I've a question from gallian which states:
Show that $A=\{(3x,y)\mid x,y\in \mathbb Z\}$ is a maximal ideal of $\mathbb Z \oplus \mathbb Z$.Generalize.What happens if $3x$ is replaced by $4x$...
can anyone explain me the strategy to show it is a maximal ideal (I just know the basic definition of maximal ideal)...
thanks in advance for any help..
Let $B$ be an ideal such that $A$ is a proper subset of $B$. We show that $B$ is the full ring.
Let $(s,t)$ be in $B$ but not in $A$. Then $3$ does not divide $s$. Note that $(s,0)$ is in $B$ but not in $A$. The remainder when we divide $s$ by $3$ is $1$ or $2$. Or, better, $s$ is congruent to $1$ or $-1$ modulo $3$.

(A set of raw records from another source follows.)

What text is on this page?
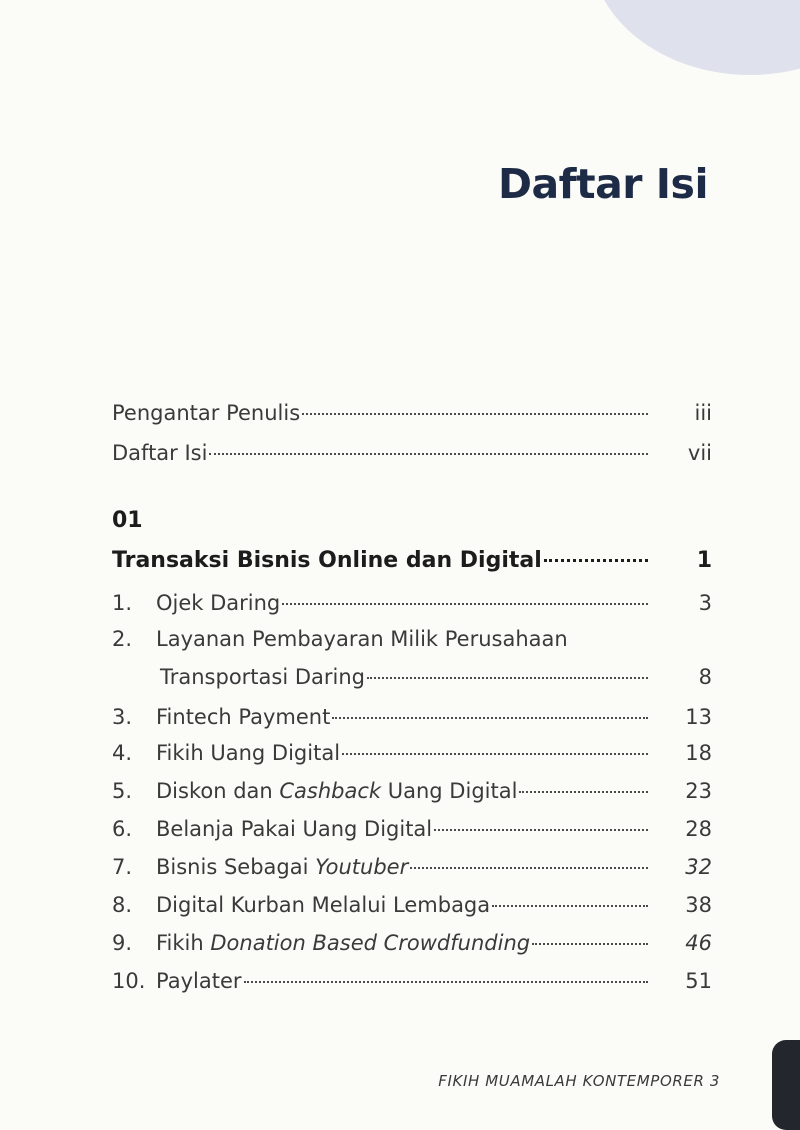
Daftar Isi
Pengantar Penulis	iii
Daftar Isi	vii
01
Transaksi Bisnis Online dan Digital	1
1. Ojek Daring	3
2. Layanan Pembayaran Milik Perusahaan
Transportasi Daring	8
3. Fintech Payment	13
4. Fikih Uang Digital	18
5. Diskon dan Cashback Uang Digital	23
6. Belanja Pakai Uang Digital	28
7. Bisnis Sebagai Youtuber	32
8. Digital Kurban Melalui Lembaga	38
9. Fikih Donation Based Crowdfunding	46
10. Paylater	51
FIKIH MUAMALAH KONTEMPORER 3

If the remainder is $1$, then $s=1+3q$ for some $q$, so $(1,0)$ is in $B$, and therefore $(w,y)$ is in $B$ for every $w$ and $y$, meaning that $B$ is the whole ring.
A similar argument deals with the case $s$ congruent to $-1$ nodulo $3$. Or just work with $-s$.
In general, the set of all $(px,y)$, where $p$ is prime, is a maximal ideal. The set of pairs $(4x,y)$ is not, since the set of pairs $(2x,y)$ is a larger proper ideal.
Remarks: $1.$ For proving the result for all primes, one can use the fact that if $a$ and $b$ are relatively prime, then there exist integers $u$ and $v$ such that $au+bv=1$.
$2.$ Soon you will have more conceptual tools to deal with such problems.